RawDataset — seq_a (sequence)
──────────────────────────────────────────────────────────────────────
start 1779893201.02s (span shown relative to this)
channel kind loader frames rate span shape
imu raw npy 200 20.0 Hz 0.00–9.95s (6) float64
lidar raw npys 100 10.0 Hz 0.03–9.93s (4, 3) float32
trav_gt preprocess npys 100 10.0 Hz 0.03–9.93s (1,) uint8 ← from lidar
segmentation untracked npys 98 — — (2, 2) uint8 ← run `apairo add`
events 400
issues none
(Rate and span are not comparable across recordings, so the root view stays a summary and the per-channel detail lives at the sequence level.)

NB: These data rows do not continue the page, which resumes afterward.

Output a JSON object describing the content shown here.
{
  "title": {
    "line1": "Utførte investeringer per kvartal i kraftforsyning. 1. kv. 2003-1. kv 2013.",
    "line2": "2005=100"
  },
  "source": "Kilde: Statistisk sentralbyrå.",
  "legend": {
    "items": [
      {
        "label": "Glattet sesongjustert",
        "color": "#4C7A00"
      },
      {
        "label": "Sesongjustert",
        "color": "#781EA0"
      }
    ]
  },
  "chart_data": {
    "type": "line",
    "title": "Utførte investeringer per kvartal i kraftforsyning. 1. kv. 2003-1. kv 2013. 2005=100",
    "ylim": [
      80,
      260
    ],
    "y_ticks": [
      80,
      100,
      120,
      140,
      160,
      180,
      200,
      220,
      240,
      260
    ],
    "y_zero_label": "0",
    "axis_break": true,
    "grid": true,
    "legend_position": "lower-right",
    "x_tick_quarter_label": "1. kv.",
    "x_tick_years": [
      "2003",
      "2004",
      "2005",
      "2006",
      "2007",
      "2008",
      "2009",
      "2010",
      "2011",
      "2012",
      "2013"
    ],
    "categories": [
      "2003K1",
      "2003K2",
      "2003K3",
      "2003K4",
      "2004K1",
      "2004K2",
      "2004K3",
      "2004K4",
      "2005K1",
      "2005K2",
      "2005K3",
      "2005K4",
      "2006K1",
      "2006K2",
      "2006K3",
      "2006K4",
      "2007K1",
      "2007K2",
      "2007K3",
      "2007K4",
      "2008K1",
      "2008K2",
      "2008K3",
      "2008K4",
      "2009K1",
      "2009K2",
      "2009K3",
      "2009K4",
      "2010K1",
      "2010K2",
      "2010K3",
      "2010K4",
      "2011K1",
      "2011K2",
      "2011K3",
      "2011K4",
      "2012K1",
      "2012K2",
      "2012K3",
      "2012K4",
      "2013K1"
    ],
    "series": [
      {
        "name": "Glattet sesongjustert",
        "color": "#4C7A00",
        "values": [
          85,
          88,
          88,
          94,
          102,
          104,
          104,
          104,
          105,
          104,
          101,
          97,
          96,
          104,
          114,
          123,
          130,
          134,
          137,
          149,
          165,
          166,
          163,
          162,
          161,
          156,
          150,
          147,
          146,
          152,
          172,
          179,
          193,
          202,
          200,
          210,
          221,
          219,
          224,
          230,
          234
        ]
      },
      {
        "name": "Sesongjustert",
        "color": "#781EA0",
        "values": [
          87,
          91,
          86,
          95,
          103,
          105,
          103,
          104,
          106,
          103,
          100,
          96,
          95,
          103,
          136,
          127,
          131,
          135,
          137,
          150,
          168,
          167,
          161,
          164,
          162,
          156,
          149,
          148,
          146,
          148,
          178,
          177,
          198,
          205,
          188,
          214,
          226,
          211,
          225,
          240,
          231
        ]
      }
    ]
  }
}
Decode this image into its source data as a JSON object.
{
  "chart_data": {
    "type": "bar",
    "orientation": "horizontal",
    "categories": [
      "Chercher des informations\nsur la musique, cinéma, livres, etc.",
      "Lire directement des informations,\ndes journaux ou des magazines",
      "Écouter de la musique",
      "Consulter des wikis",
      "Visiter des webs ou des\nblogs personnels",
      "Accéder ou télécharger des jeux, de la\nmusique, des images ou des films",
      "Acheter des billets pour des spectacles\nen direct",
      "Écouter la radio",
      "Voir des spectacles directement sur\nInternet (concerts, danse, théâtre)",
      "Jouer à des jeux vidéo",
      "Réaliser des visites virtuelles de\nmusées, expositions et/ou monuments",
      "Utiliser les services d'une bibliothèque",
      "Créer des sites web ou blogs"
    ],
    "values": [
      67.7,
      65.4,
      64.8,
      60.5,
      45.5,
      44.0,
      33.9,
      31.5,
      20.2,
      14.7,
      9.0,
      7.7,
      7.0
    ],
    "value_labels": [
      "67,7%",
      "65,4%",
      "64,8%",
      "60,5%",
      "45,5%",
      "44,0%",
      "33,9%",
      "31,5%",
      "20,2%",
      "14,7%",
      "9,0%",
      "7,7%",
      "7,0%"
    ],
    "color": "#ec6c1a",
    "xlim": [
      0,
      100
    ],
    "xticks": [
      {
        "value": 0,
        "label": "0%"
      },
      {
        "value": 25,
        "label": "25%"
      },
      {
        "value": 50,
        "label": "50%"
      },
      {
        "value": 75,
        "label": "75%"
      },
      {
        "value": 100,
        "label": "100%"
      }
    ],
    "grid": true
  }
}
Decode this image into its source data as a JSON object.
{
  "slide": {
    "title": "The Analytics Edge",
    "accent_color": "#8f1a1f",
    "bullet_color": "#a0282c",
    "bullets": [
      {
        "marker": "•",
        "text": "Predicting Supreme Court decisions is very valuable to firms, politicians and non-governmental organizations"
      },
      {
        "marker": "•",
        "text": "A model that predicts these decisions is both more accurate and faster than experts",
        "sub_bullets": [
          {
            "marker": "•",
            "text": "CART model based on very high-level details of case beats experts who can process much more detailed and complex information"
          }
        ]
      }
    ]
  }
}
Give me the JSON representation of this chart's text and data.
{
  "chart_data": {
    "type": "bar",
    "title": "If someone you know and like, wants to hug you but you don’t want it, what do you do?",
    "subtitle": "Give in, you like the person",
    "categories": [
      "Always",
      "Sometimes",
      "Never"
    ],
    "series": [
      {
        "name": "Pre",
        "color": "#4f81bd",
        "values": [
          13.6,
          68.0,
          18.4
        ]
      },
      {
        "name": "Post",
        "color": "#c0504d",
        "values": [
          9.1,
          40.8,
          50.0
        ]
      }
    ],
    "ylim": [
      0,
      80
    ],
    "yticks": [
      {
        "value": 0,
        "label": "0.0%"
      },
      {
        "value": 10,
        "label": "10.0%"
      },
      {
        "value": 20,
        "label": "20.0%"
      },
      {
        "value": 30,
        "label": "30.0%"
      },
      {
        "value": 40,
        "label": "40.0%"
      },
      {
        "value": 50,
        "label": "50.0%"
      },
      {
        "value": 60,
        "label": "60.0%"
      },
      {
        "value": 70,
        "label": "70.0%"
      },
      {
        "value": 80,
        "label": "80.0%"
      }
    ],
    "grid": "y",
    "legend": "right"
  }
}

--json emits the same information as a machine-readable object, suitable for
scripts and CI. On a root it carries the summary; on a sequence it carries the
full per-channel detail:
JSON carries the absolute spans (ground truth) plus the start reference, so
consumers can reconstruct the relative view shown in the table:
{
"name": "seq_a",
"kind": "sequence",
"start": 1779893201.02,
"channels": {
"lidar": {
"kind": "raw", "loader": "npys", "frames": 100,
"rate_hz": 10.0, "span": [1779893201.05, 1779893210.95],
"shape": [4, 3], "dtype": "float32"
},
"imu": {
"kind": "raw", "loader": "npy", "frames": 200,
"rate_hz": 20.0, "span": [1779893201.02, 1779893210.97],
"shape": [6], "dtype": "float64"
}
},
"untracked": {},
"events": 400,
"issues": []
}
A directory that is neither a sequence nor a dataset root exits non-zero with a
hint to run apairo init.
The .apairo layout
Both commands read and write the same on-disk convention:
<root>/ # dataset root
.apairo/dataset.yaml # name + sequence order (written by `init` on a root)
seq_a/
.apairo/channels.yaml # channel -> loader/kind/timestamps (per sequence)
lidar/ 000000.npy ... timestamps.txt
imu/ imu.npy timestamps.txt
seq_b/ ...
This is exactly what RawDataset loads, so
init → status → load is one coherent workflow.
Planned commands
apairo add (register an untracked channel) and apairo check (consistency
check, non-zero exit on problems) are planned follow-ups. status already
surfaces the untracked channels that add will act on.